Recipe Type: All Grain Yeast: WLP002 English Ale Yeast Starter: Yes - at least 1L Batch Size: 5 - 6 Gallons OG: 1.053 FG: 1.015 IBU: 12 - 14 Boiling Time: 60 Minutes Color: 14.3 Primary Fermentation: 7 days Secondary Fermentation: 14 days


This recipe is Yuri Rage's which I gleened from on 5/27/12 and simply placed here on BeerSmith. The thread had over 185,000 views, 870 replys, and a 5 star rating. The recipe has over 4300 hits on Google, YouTube videos, and numerous blogs. Spread the pumpkin filling on a cookie sheet and bake for 30 minutes @ 350 degrees F before adding to the mash. During the Secondary Fermentation (clearing stage) add a spice tea of 1 tsp "Pampered Chef Cinnamon Plus" Steep spices in 1 cup of hot water for 10-15 minutes, cool then add. Consider adding the spice tea a little at a time to achieve your desired taste. There will be several inches of trub almost regardless of how you try to contain the pumpkin. Your yield may be slightly less than 5 gallons. I use ground spices rather than whole sticks or seeds. The flavors develop almost instantly when dry, ground spices are added to the hot liquid. A little goes a long way! I only use 1 tsp in a 5 gallon batch, and 1/2 Tbsp in 15 gallons. I've added the spices at flameout = clearing = secondary fermentation or even when kegging. The results are remarkably similiar.

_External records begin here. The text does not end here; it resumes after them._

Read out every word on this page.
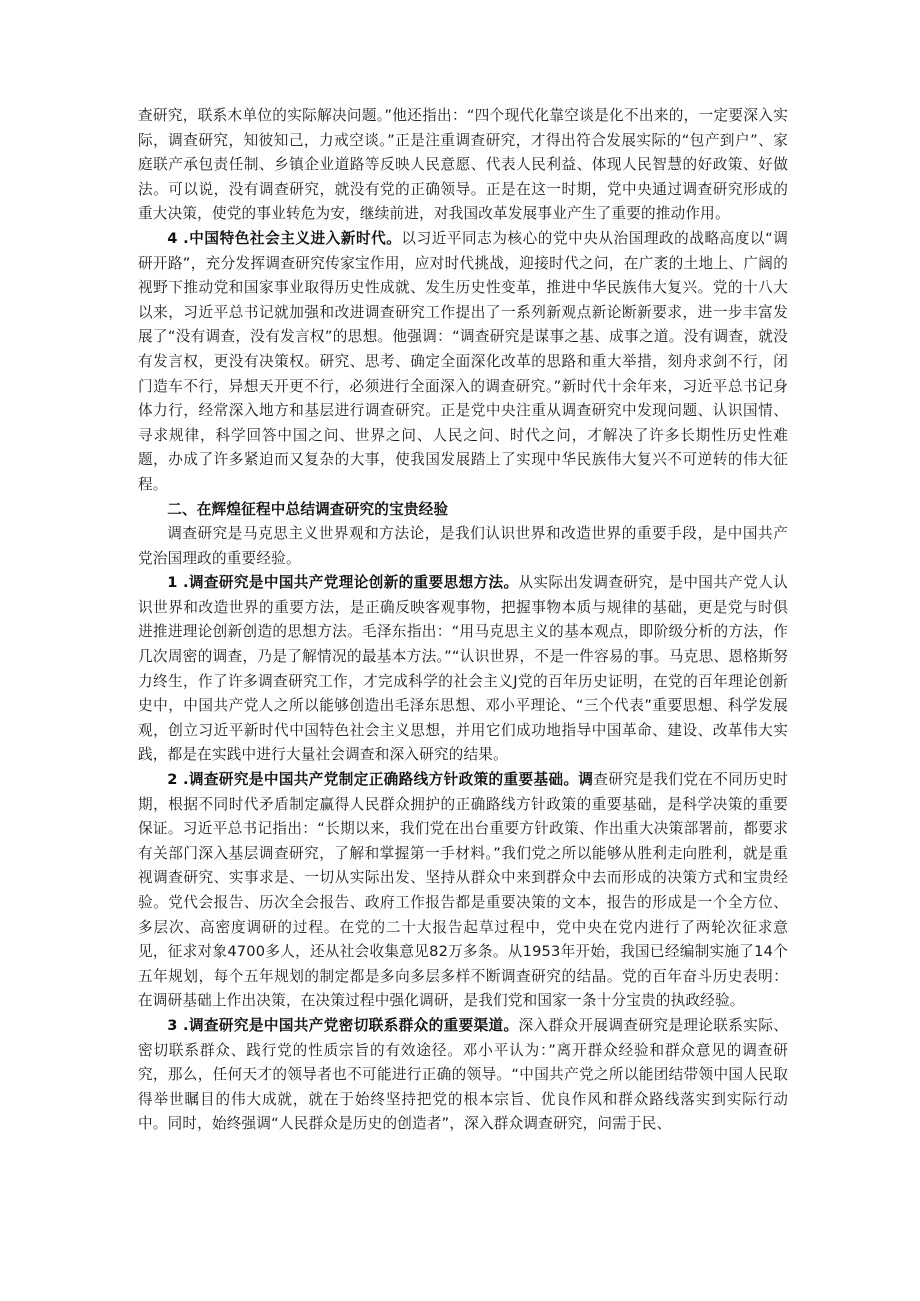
查研究，联系木单位的实际解决问题。”他还指出：“四个现代化靠空谈是化不出来的，一定要深入实际，调查研究，知彼知己，力戒空谈。”正是注重调查研究，才得出符合发展实际的“包产到户”、家庭联产承包责任制、乡镇企业道路等反映人民意愿、代表人民利益、体现人民智慧的好政策、好做法。可以说，没有调查研究，就没有党的正确领导。正是在这一时期，党中央通过调查研究形成的重大决策，使党的事业转危为安，继续前进，对我国改革发展事业产生了重要的推动作用。

4 .中国特色社会主义进入新时代。以习近平同志为核心的党中央从治国理政的战略高度以“调研开路”，充分发挥调查研究传家宝作用，应对时代挑战，迎接时代之问，在广袤的土地上、广阔的视野下推动党和国家事业取得历史性成就、发生历史性变革，推进中华民族伟大复兴。党的十八大以来，习近平总书记就加强和改进调查研究工作提出了一系列新观点新论断新要求，进一步丰富发展了“没有调查，没有发言权”的思想。他强调：“调查研究是谋事之基、成事之道。没有调查，就没有发言权，更没有决策权。研究、思考、确定全面深化改革的思路和重大举措，刻舟求剑不行，闭门造车不行，异想天开更不行，必须进行全面深入的调查研究。”新时代十余年来，习近平总书记身体力行，经常深入地方和基层进行调查研究。正是党中央注重从调查研究中发现问题、认识国情、寻求规律，科学回答中国之问、世界之问、人民之问、时代之问，才解决了许多长期性历史性难题，办成了许多紧迫而又复杂的大事，使我国发展踏上了实现中华民族伟大复兴不可逆转的伟大征程。

二、在辉煌征程中总结调查研究的宝贵经验

调查研究是马克思主义世界观和方法论，是我们认识世界和改造世界的重要手段，是中国共产党治国理政的重要经验。

1 .调查研究是中国共产党理论创新的重要思想方法。从实际出发调查研究，是中国共产党人认识世界和改造世界的重要方法，是正确反映客观事物，把握事物本质与规律的基础，更是党与时俱进推进理论创新创造的思想方法。毛泽东指出：“用马克思主义的基本观点，即阶级分析的方法，作几次周密的调查，乃是了解情况的最基本方法。”“认识世界，不是一件容易的事。马克思、恩格斯努力终生，作了许多调查研究工作，才完成科学的社会主义J党的百年历史证明，在党的百年理论创新史中，中国共产党人之所以能够创造出毛泽东思想、邓小平理论、“三个代表”重要思想、科学发展观，创立习近平新时代中国特色社会主义思想，并用它们成功地指导中国革命、建设、改革伟大实践，都是在实践中进行大量社会调查和深入研究的结果。

2 .调查研究是中国共产党制定正确路线方针政策的重要基础。调查研究是我们党在不同历史时期，根据不同时代矛盾制定赢得人民群众拥护的正确路线方针政策的重要基础，是科学决策的重要保证。习近平总书记指出：“长期以来，我们党在出台重要方针政策、作出重大决策部署前，都要求有关部门深入基层调查研究，了解和掌握第一手材料。”我们党之所以能够从胜利走向胜利，就是重视调查研究、实事求是、一切从实际出发、坚持从群众中来到群众中去而形成的决策方式和宝贵经验。党代会报告、历次全会报告、政府工作报告都是重要决策的文本，报告的形成是一个全方位、多层次、高密度调研的过程。在党的二十大报告起草过程中，党中央在党内进行了两轮次征求意见，征求对象4700多人，还从社会收集意见82万多条。从1953年开始，我国已经编制实施了14个五年规划，每个五年规划的制定都是多向多层多样不断调查研究的结晶。党的百年奋斗历史表明：在调研基础上作出决策，在决策过程中强化调研，是我们党和国家一条十分宝贵的执政经验。

3 .调查研究是中国共产党密切联系群众的重要渠道。深入群众开展调查研究是理论联系实际、密切联系群众、践行党的性质宗旨的有效途径。邓小平认为：”离开群众经验和群众意见的调查研究，那么，任何天才的领导者也不可能进行正确的领导。“中国共产党之所以能团结带领中国人民取得举世瞩目的伟大成就，就在于始终坚持把党的根本宗旨、优良作风和群众路线落实到实际行动中。同时，始终强调“人民群众是历史的创造者”，深入群众调查研究，问需于民、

The later in the process that you add the spices, the stronger and fresher the flavor. The spice flavor does fade over time, and the difference can be quite significant over a long period of aging. If you want to make a spice tea, steep the spices for a few minutes in a coup of near boiling water, cool, and add the whole thing, don't stain it. If you want to add spices to taste, make the spice tea and add a little at a time, gently stirring with each addition. sample via spigot, wine thief, turkey baster, siphon tube, etc.